The sorghum was also planted in two different management configurations – 30 inch rows and 7.5 inch centers. Narrower rows will be treated much like a cereal crop – where crop residue is maximized to retain weeds and beverages provided by flood irrigation. Sorghum in 30 inch rows will be treated more like a maize crop with light cultivation done between the rows which could be used for furrow irrigation.

“We’ve heard a lot of opinions, but the jury is still out and we’re looking for the style of management that best rewards us,” he said.

All of these thoughts and questions swirl around as Arnusch drives and watches the crops. Behind the wheel – whether it’s a truck or a tractor – is his place of reflection. Don’t ask it for a music playlist because it uses quiet ride time to process. The younger generation may have the earbuds; he’s too busy counting blessings to swing it.

“Most of the on-farm income comes from our seed production and our distillers grain. Barley is important to us in both of these sales areas and having this decent crop really makes me feel good right now” , he noted.


Are the rains erratic if you live locally? Garrabrant fields collected nearly 2 inches of precipitation towards the end of the week, while those just 10 miles away received a quarter inch.

“I’m a little soggy right now,” he said. He planted about 75% of his maize crop, but reported that soybean planting was still lagging behind in his area. “It doesn’t take long to plant once we start, it’s finding those windows that’s hard,” he said.

“I’m happy with how everyone’s crops look in this region, but I’m not as happy with mine,” he added.

The latest USDA-NASS crop progress report shows that Ohio corn is 72% planted and 51% emerged. The progress of soybean planting was 56%, while 29% was emerged. Statewide, topsoil moisture conditions were rated as insufficient at 1%, adequate at 52%, and excess at 47%.

The inability to drain the fields has prompted Garrabrant to alter a set of plans so far. Last fall, he planted 70 pounds per acre of a mix of cereal rye, clover and other species as an introduction to the cover crop concept. He intended to mow and bale the lush cover for cattle feed. Too many weather delays caused him to abandon this idea and plant green instead.

“It was interesting because it wasn’t really part of the plan to plant in something as thick and tall as that. And it really put the technology of the planter to the test,” he said. declared. The drill is equipped with automated row downforce, row cleaners and an aggressive no-till closing wheel.

“I was impressed with the quality of the planting I was getting. I had no problems packing. The closing wheels really seemed to seal the trench,” he said. “While I’m glad it’s planted and how it was planted, I’m a little nervous about the nitrogen-retaining grass.”

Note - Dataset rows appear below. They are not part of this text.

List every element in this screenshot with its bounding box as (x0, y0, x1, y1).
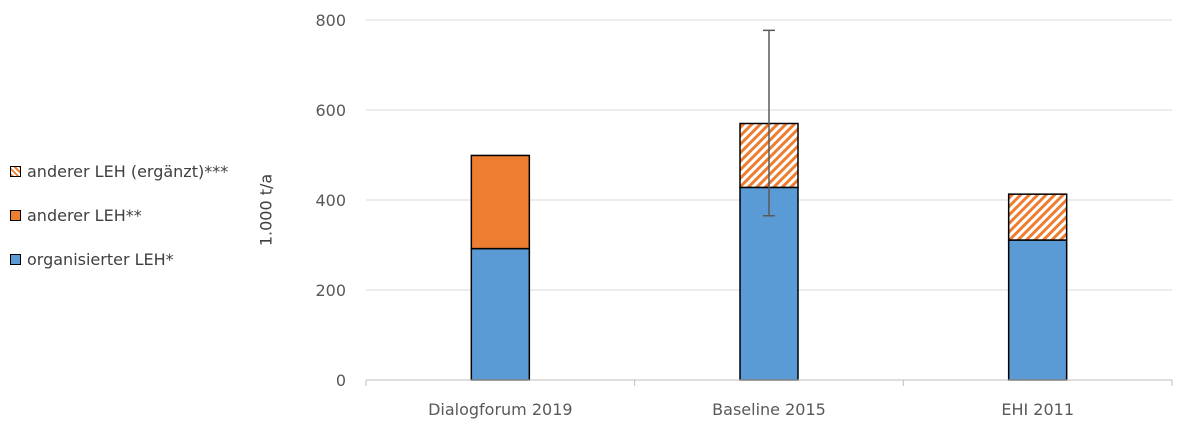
x-tick-label: Dialogforum 2019 (428, 400, 573, 419)
legend-label: anderer LEH** (27, 206, 142, 225)
legend-swatch-hatched (10, 166, 21, 177)
legend-swatch-orange (10, 210, 21, 221)
legend-item-anderer-leh-ergaenzt: anderer LEH (ergänzt)*** (10, 160, 228, 182)
x-tick-label: EHI 2011 (1001, 400, 1074, 419)
y-tick-label: 800 (315, 11, 346, 30)
legend-item-anderer-leh: anderer LEH** (10, 204, 228, 226)
bar-segment-organisierter (1009, 240, 1067, 380)
y-tick-label: 600 (315, 101, 346, 120)
bar-segment-anderer (471, 155, 529, 248)
legend-swatch-blue (10, 254, 21, 265)
bar-segment-organisierter (471, 249, 529, 380)
x-tick-label: Baseline 2015 (712, 400, 826, 419)
bar-segment-anderer-ergaenzt (1009, 194, 1067, 240)
y-axis-label: 1.000 t/a (257, 174, 276, 246)
legend-item-organisierter-leh: organisierter LEH* (10, 248, 228, 270)
y-tick-label: 0 (336, 371, 346, 390)
legend-label: organisierter LEH* (27, 250, 174, 269)
x-axis: Dialogforum 2019 Baseline 2015 EHI 2011 (366, 380, 1172, 419)
y-tick-label: 200 (315, 281, 346, 300)
y-tick-label: 400 (315, 191, 346, 210)
legend: anderer LEH (ergänzt)*** anderer LEH** o… (10, 160, 228, 292)
legend-label: anderer LEH (ergänzt)*** (27, 162, 228, 181)
y-tick-labels: 0 200 400 600 800 (315, 11, 346, 390)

He hoped the added residue would allow him to return to the field more quickly to burn cover. He planned to add 28% (nitrogen) to his herbicide mix as a carrier.

“I still have to make sure everything is compatible in the pot test,” he said. On the wish list for next year is to add 2×2 fertilizer placement capabilities.

For this year however, he plans to set aside that corn. “I don’t know if the cover will allow a knife or coulter to slice through the thick cover. I have a Y-toolbar for my sprayer if I need to go in that direction”, did he declare.

Beans struggled to come out of the ground in some areas, he reported. Recent rains have probably contributed to this situation. So far, most farmers seem to be sticking to their cultivation plans, he said.

Like Arnusch, Garrabrant enjoys field work and time behind the wheel. “I’m pretty picky about the work I do and like to stay focused on what’s going on behind me. So I don’t listen to a lot of music or anything else on the pitch. I want to know if there is a problem that arises or something that needs my attention,” he said.

“I don’t have Cadillac taxis either. So I guess all the banging and banging is my music,” he said.

Managing the stress of weather delays also draws a measured response from the young farmer. “I try to keep in mind that there are things in my control and things out of my control.

“What’s out of my control will always be out of my control and something will come out of it,” he said.